DeepBlueCLtd / LegacyMan

Legacy content for Field Service Manual
https://deepbluecltd.github.io/LegacyMan/index.html
Apache License 2.0
2 stars 0 forks source link

Parsing pages - process first element first #577

Closed IanMayo closed 9 months ago

IanMayo commented 11 months ago

I'm looking at britain_complx\unit_banjo.html.

In the html file the first BottomLayer is the signatures-table. But in unit_banjo.dita, the Remarks section is first.

I think this is because we are processing the named elements from the shopping-list before the ## first page layer: image

I guess this is because number4 is linked to before any other targets on the page.

When we're collating the shopping lists, can we put '### first page layer at the start? For the unit documents, the first element in the document is always the first one the document viewers see.

robintw commented 10 months ago

I've investigated this, and there's actually a different cause.

We currently take the 'pages' (normally BottomLayer divs, but sometimes other divs) that we find, and sort them by their top value, and put them in the output page in ascending order of the top value.

However, in this case, the top values we've got are:

[('BottomLayer2', 111), ('BottomLayer', 125), ('BottomLayer3', 5353)]

They should be in the order BL, BL2 and BL3. However, BottomLayer2 is a child of GrayLayer3, and so the top value it has is relative to other things in the GrayLayer, not to the page as a whole. In this example, BottomLayer is a direct child of the body element, as is BottomLayer3 - so we've got two top measurements on one scale (the whole page) and one on a different scale (within a GrayLayer), so the sorting isn't giving us the result we want.

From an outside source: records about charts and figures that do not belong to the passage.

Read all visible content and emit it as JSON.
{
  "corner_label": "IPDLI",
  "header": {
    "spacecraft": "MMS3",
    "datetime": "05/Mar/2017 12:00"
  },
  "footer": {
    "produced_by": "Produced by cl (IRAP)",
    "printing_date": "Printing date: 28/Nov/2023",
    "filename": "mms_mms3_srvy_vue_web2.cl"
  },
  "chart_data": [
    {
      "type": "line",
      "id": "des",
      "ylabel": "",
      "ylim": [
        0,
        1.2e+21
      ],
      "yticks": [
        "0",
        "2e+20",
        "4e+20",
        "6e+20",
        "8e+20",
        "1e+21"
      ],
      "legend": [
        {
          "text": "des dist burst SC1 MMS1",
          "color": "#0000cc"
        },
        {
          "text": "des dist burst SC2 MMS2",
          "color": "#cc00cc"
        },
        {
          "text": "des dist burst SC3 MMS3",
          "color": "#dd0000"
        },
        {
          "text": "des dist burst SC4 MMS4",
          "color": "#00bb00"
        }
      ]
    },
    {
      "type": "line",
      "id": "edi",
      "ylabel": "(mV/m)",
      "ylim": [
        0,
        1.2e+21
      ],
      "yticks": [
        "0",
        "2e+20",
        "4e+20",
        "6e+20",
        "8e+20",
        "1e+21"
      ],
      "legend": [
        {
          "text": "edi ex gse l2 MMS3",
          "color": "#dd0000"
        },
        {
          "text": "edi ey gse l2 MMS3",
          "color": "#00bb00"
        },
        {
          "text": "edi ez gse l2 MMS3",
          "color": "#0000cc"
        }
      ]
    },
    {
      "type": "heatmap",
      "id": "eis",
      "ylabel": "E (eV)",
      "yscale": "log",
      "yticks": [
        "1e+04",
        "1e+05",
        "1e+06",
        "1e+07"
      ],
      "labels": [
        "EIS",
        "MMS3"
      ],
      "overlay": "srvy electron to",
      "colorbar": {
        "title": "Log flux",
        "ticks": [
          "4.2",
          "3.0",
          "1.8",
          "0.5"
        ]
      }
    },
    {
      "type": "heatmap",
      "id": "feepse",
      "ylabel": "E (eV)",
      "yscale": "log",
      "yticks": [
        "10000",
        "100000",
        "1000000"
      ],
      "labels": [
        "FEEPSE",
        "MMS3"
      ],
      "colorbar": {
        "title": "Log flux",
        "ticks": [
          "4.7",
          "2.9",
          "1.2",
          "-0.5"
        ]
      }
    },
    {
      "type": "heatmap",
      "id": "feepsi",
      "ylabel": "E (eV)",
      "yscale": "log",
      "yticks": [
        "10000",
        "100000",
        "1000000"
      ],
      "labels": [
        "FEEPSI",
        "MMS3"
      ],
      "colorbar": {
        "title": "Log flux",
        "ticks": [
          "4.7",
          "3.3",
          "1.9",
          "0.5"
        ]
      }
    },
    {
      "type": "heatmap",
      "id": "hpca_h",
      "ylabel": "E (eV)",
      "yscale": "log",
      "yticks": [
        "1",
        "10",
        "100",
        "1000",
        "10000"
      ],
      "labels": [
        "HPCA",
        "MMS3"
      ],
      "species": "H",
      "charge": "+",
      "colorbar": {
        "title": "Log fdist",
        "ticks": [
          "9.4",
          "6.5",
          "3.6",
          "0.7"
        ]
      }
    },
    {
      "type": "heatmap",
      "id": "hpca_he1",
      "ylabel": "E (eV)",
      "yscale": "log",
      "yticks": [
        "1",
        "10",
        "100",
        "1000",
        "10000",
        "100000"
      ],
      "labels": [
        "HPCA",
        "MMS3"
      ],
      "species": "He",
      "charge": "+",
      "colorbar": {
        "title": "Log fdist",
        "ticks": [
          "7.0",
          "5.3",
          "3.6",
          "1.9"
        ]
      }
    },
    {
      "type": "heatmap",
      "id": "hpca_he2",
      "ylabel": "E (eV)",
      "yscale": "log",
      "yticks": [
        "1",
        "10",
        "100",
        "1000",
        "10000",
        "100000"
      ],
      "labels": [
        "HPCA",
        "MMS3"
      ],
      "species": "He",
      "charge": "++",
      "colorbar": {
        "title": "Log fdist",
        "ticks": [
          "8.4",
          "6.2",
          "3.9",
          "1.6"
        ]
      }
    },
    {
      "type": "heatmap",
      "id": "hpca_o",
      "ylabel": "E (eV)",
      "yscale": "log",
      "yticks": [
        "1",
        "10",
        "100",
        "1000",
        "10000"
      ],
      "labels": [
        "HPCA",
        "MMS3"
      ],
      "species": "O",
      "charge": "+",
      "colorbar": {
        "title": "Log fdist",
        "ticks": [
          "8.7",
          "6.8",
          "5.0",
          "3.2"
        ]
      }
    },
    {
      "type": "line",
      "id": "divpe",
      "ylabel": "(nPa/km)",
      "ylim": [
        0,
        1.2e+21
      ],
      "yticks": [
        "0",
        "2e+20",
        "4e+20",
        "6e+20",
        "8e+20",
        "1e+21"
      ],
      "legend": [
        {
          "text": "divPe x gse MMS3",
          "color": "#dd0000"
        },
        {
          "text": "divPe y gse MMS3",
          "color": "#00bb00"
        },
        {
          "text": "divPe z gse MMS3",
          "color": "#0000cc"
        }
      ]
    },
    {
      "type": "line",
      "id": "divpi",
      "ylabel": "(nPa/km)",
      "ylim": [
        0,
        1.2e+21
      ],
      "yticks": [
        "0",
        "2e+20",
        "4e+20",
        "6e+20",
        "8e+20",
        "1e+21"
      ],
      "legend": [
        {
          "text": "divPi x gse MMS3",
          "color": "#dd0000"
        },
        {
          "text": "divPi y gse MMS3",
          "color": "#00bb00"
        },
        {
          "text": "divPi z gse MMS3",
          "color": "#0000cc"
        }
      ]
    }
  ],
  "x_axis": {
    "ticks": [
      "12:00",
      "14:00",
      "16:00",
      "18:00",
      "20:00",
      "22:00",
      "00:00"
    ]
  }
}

Do you have any idea how often this situation occurs? That is, a BottomLayer within some other element, not directly within the body element? I checked a few other files at random and didn't find it, but that doesn't mean it's not present within the real data. The comment in the source file for this example says:

    <!-- this is an example of a BottomLayer appearing inside a GrayLayer, as observed in file A13 -->

We could probably fix this by finding the parent of the BottomLayer that is a direct descendent of the body element, and getting the top value of that - but I'm wondering if that might cause some other problems with separate layers for images etc. Obviously for BottomLayers that are direct children of the body it will behave as it does currently.

What do you think?

IanMayo commented 10 months ago

I think it's sound logic for the top value we store in the dictionary to be the arithmetic sum of the top values of the element we find, and all parent divs that have a top value - because that is effectively how far down the rendered content that the element appears.

When we have a BottomLayer inside a GrayLayer, I'm pretty sure all of the parent divs have a top, but it would be good if the logic allowed for an immediate parent div without a top, but where the ultimate parent does have one.

robintw commented 10 months ago

Ah yes, great idea to sum the top values (why didn't I think of that!). I'll get on that later.

IanMayo commented 9 months ago

Ian to check onsite if this is still an issue, by looking at file a13

IanMayo commented 9 months ago

This is still an issue. I have fixed it in file A13 by moving the block out of the parent block and incrementing the top value by the parent top. It has parsed and published correctly (thought I had to run with no-skip-first-run).

We have two choices:

  1. fix the parser so it correctly vertically locates pages in pages
  2. find way of spotting this pattern happening, and report them (so I can manually fix them).

Option 2 is probably easiest, I don't think its as simple as looking at the order of items in link_tracker.json, since I think they are in order of being encountered, not vertical sequence.

Unit_Banjo in Britain_Complx remains a valid instance of this pattern.

robintw commented 9 months ago

This should be sortable automatically, by using the sum of the top values up the tree. We now have code to do that (for the defloating stuff), so integrating it shouldn't be particularly difficult. I'll do it ASAP, but it may not be until the end of the week.

IanMayo commented 9 months ago

Thanks - that sounds fine. I'll make a note to come back to the issue.